O álbum Cut the Crap, lançado em novembro de 1985, completa 40 anos e é considerado um marco negativo na carreira do The Clash. O disco foi amplamente repudiado, tanto por críticos quanto pelos próprios integrantes da banda. Joe Strummer, vocalista, chegou a afirmar que a obra poderia ser classificada como um “fiasco” e que ele se sentia responsável pela situação.
Após a demissão do guitarrista Mick Jones em 1983, Strummer e o baixista Paul Simonon reformularam a banda, trazendo novos músicos e mudando radicalmente o som. A produção do álbum foi marcada pelo uso excessivo de drum machines e sintetizadores, resultando em faixas que falharam em capturar a essência punk que caracterizava o grupo. O impacto do disco foi tão negativo que ele foi excluído da história oficial da banda, não aparecendo em documentários ou compilações.
A produção e as críticas
A produção de Cut the Crap foi um desastre, com Strummer admitindo que não ouviu a versão final antes do lançamento. Ele descreveu algumas faixas como “justas”, mas expressou seu descontentamento com o resultado final. A canção “This Is England” se destaca como uma exceção, abordando temas sociais relevantes, mas não foi suficiente para salvar o álbum da crítica severa.

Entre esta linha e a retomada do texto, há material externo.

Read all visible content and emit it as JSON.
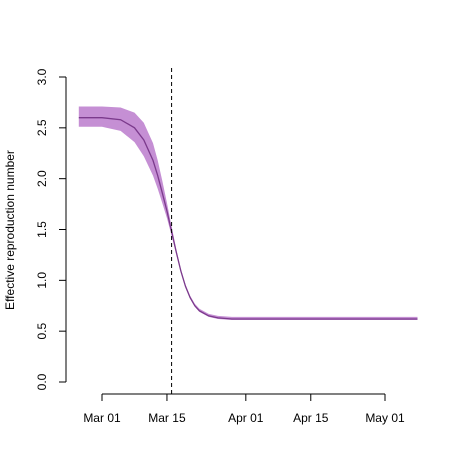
{
  "chart_data": {
    "type": "line",
    "title": "",
    "xlabel": "",
    "ylabel": "Effective reproduction number",
    "x_axis": {
      "type": "date",
      "range": [
        "2020-02-25",
        "2020-05-08"
      ],
      "ticks": [
        {
          "date": "2020-03-01",
          "label": "Mar 01"
        },
        {
          "date": "2020-03-15",
          "label": "Mar 15"
        },
        {
          "date": "2020-04-01",
          "label": "Apr 01"
        },
        {
          "date": "2020-04-15",
          "label": "Apr 15"
        },
        {
          "date": "2020-05-01",
          "label": "May 01"
        }
      ]
    },
    "y_axis": {
      "range": [
        0,
        3
      ],
      "ticks": [
        {
          "value": 0,
          "label": "0.0"
        },
        {
          "value": 0.5,
          "label": "0.5"
        },
        {
          "value": 1,
          "label": "1.0"
        },
        {
          "value": 1.5,
          "label": "1.5"
        },
        {
          "value": 2,
          "label": "2.0"
        },
        {
          "value": 2.5,
          "label": "2.5"
        },
        {
          "value": 3,
          "label": "3.0"
        }
      ]
    },
    "grid": false,
    "series": [
      {
        "style": "line with shaded credible band",
        "x": [
          "2020-02-25",
          "2020-03-01",
          "2020-03-05",
          "2020-03-08",
          "2020-03-10",
          "2020-03-12",
          "2020-03-13",
          "2020-03-14",
          "2020-03-15",
          "2020-03-16",
          "2020-03-17",
          "2020-03-18",
          "2020-03-19",
          "2020-03-20",
          "2020-03-21",
          "2020-03-22",
          "2020-03-24",
          "2020-03-26",
          "2020-03-29",
          "2020-04-01",
          "2020-04-15",
          "2020-05-01",
          "2020-05-08"
        ],
        "y": [
          2.6,
          2.6,
          2.58,
          2.5,
          2.38,
          2.18,
          2.03,
          1.86,
          1.68,
          1.48,
          1.28,
          1.09,
          0.94,
          0.83,
          0.75,
          0.7,
          0.65,
          0.63,
          0.62,
          0.62,
          0.62,
          0.62,
          0.62
        ],
        "lower": [
          2.51,
          2.51,
          2.47,
          2.36,
          2.22,
          2.03,
          1.9,
          1.76,
          1.61,
          1.44,
          1.26,
          1.08,
          0.93,
          0.82,
          0.74,
          0.69,
          0.64,
          0.62,
          0.61,
          0.61,
          0.61,
          0.61,
          0.61
        ],
        "upper": [
          2.71,
          2.71,
          2.7,
          2.65,
          2.55,
          2.35,
          2.18,
          1.98,
          1.76,
          1.53,
          1.31,
          1.11,
          0.96,
          0.85,
          0.77,
          0.72,
          0.67,
          0.65,
          0.64,
          0.64,
          0.64,
          0.64,
          0.64
        ]
      }
    ],
    "annotations": [
      {
        "type": "vertical-dashed-line",
        "date": "2020-03-16"
      }
    ],
    "colors": {
      "line": "#7b3a8c",
      "band": "#c58fd4",
      "vline": "#000000"
    }
  }
}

A rivalidade com Mick Jones, que lançou o bem-sucedido Big Audio Dynamite na mesma época, aumentou a pressão sobre Strummer e Simonon. A comparação entre os trabalhos evidenciou ainda mais a queda de qualidade percebida em Cut the Crap. O álbum, que deveria marcar uma nova era para a banda, acabou se tornando um símbolo de sua derrocada.
O legado controverso
Cut the Crap é frequentemente lembrado como um exemplo de como grandes bandas podem falhar estrondosamente. Apesar de sua recepção negativa, o álbum representa um momento de convicção e dedicação, refletindo as tensões criativas e ideológicas dentro do The Clash. A história do disco continua a gerar debates sobre o que significa ser uma banda de punk rock, especialmente em um contexto onde a inovação pode levar a resultados desastrosos.